I believe family bed advocates when they claim that co-sleeping raises independent, confident and secure children–I also believe that leaving your baby to fend for them self during these times of nighttime need may produce children who are more dependent, anxious and insecure. I also know that these one or two or three years dealing with his sleeplessness as a baby is small in scale when compared to the number of years that we won’t have to. I will be old and he will no longer by my baby–I will look back on these years with a tender heart yearning for the moments when I was able to hold him in my arms to return.
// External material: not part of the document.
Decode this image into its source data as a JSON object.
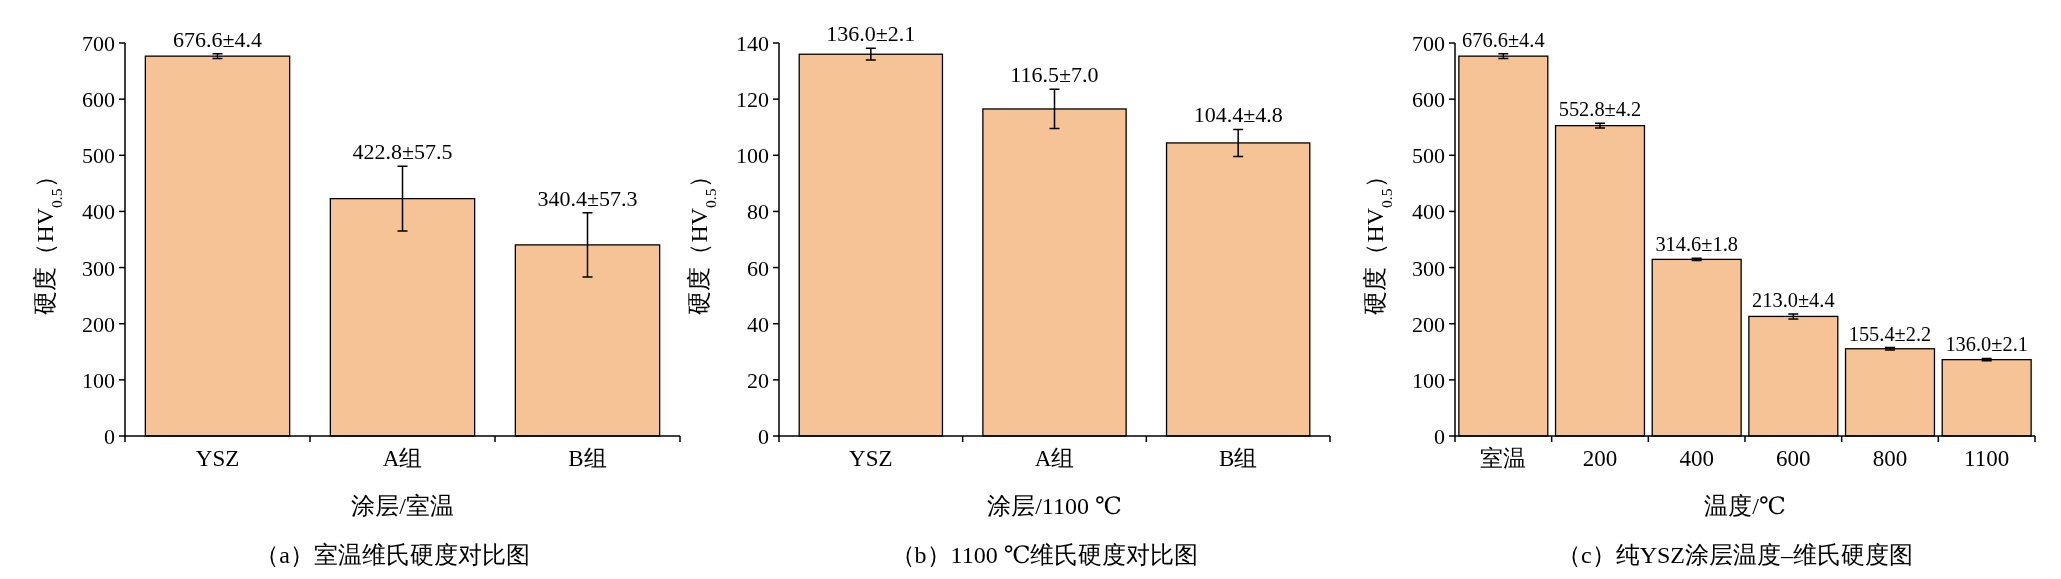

I do, however, from time to time grow weak–very weak. I do whine and fuss and complain about exhaustion and the need for a moment to myself. During these times I do momentarily wonder if we should not also “train” Noah to self soothe, to sleep alone, to quiet his need for love, comfort and affection just because it is the moon, not the sun, that has risen above the horizon. Those parents are convincing and proud. They’re confident and I suppose, maybe even some look rested.
But, then I give it a second thought. I listen to my heart and am reminded of why I have chosen the more challenging path. When I grow weak and weary, I turn a listening ear to my instinct, my mama gut–and find that I know deep down in my heart that parenting this way, for me, is the “right” way to parent. And, like all things that are “right” it is most certainly the more difficult choice–it may continue to be for a while still to come. But . . . doing the “right” thing is never easy, right?